Homeowners face varied regulations
Homeowners face varied regulations
There's an older home in the neighborhood that was occupied by a single woman for more than two decades. When she died of cancer a few years ago, her son inherited the home and moved in. Not long after, the septic system failed and had to be replaced.
Eric Knopf, owner of Indigo Designs Inc., a company that designs and maintains septic systems, said that septic systems definitely have a life span. "You can get about 30 years on a home's roof. Some cars will get you 200,000 miles; some maybe 300,000. Septic systems also have a definite life span."
According to the Environmental Protection Agency, an estimated 30 percent of all households use a soil-absorption septic system to dispose of waste. A properly designed, installed and maintained septic system is comprised of a watertight container, drain field, and adequate soil conditions beneath the drain field.
Only 32 percent of all septic systems in existence meet the criteria for adequate soil absorption, due to the presence of bedrock, sandy soil and high water tables.
Here's the quick scoop on what happens in an on-site septic system -- i.e., the sewage treatment a home needs if not hooked in to a community sewer:
Wastewater leaves the house and enters the septic tank. The septic tank acts as a holding tank and allows the solids to settle. The heavier solids sink to the bottom forming the sludge layer; the lighter solids -- fats, oils and grease -- rise to the surface and form the scum layer.
The relatively clear layer in the middle is called effluent. While this is going on, naturally occurring anaerobic bacteria begin breaking down the solids in size and destroying the pathogens, or germs.
As the effluent enters the drain field, it percolates through the gravel bed where a large portion of the pathogens are destroyed. Pockets of oxygen created by the uneven shape of the gravel allow the more efficient aerobic bacteria to exist. As the effluent exits the drain field, the natural soil completes the treatment process.

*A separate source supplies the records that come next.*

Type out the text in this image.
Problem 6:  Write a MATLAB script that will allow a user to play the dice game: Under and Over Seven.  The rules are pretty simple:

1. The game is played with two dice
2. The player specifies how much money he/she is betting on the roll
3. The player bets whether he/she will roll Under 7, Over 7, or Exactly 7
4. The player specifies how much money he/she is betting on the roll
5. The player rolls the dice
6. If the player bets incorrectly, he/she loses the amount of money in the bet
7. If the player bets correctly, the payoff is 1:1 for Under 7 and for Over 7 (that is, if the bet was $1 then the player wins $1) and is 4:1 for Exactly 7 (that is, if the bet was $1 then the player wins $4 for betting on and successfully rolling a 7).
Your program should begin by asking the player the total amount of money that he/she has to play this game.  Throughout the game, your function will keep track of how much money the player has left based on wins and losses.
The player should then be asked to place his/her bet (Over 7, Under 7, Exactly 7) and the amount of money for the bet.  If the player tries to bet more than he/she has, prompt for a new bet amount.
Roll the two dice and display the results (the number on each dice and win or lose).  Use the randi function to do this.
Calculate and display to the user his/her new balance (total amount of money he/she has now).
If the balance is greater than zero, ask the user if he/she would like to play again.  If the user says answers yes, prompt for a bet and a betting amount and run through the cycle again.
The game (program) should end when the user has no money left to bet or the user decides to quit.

By the time the effluent has traveled 2-3 feet through the soil, all the remaining pathogens have been destroyed.
"What happens in a septic tank is a beautiful thing," Knopf said. "You have all these little critters working together. When you introduce something that kills what they are doing, it disrupts the process -- at least for a while. What's going on in there is fairly robust and will come back."
Jim vonMeier, who operates www.septicprotector.com, advises homeowners to have their septic contractor inspect the system in the beginning to get a benchmark of how the system is operating because they can tell when a system is "cooking" properly.
Medications are one potential disruptor to septic system processes. "The drugs people take can have a negative impact on a septic system," vonMeier said.
"Antibiotics, for example ... kill bacteria in your body, but that killing process does not stop there. When you go to the bathroom, you are flushing those antibiotics out to your septic system, where they kill the 'good' bacteria in the tank and soil. Chemotherapy drugs can also have the same effect."
States and counties have different rules and regulations regarding on-site septic systems. For example, Washington's Kitsap County requires that all developed property utilizing an on-site sewage system have the system inspected and evaluated through the Kitsap County Health District prior to conveying the property to a new owner. New homes and businesses that have never been occupied are exempt.
"It's common to hear that the best solution to pollution is dilution," Knopf said. "While systems do recover, they are not designed to take everything we give them. For example, in Washington state, kidney dialysis patients are allowed to install a small drain field just for that use. It just depends where you are and what you are dealing with."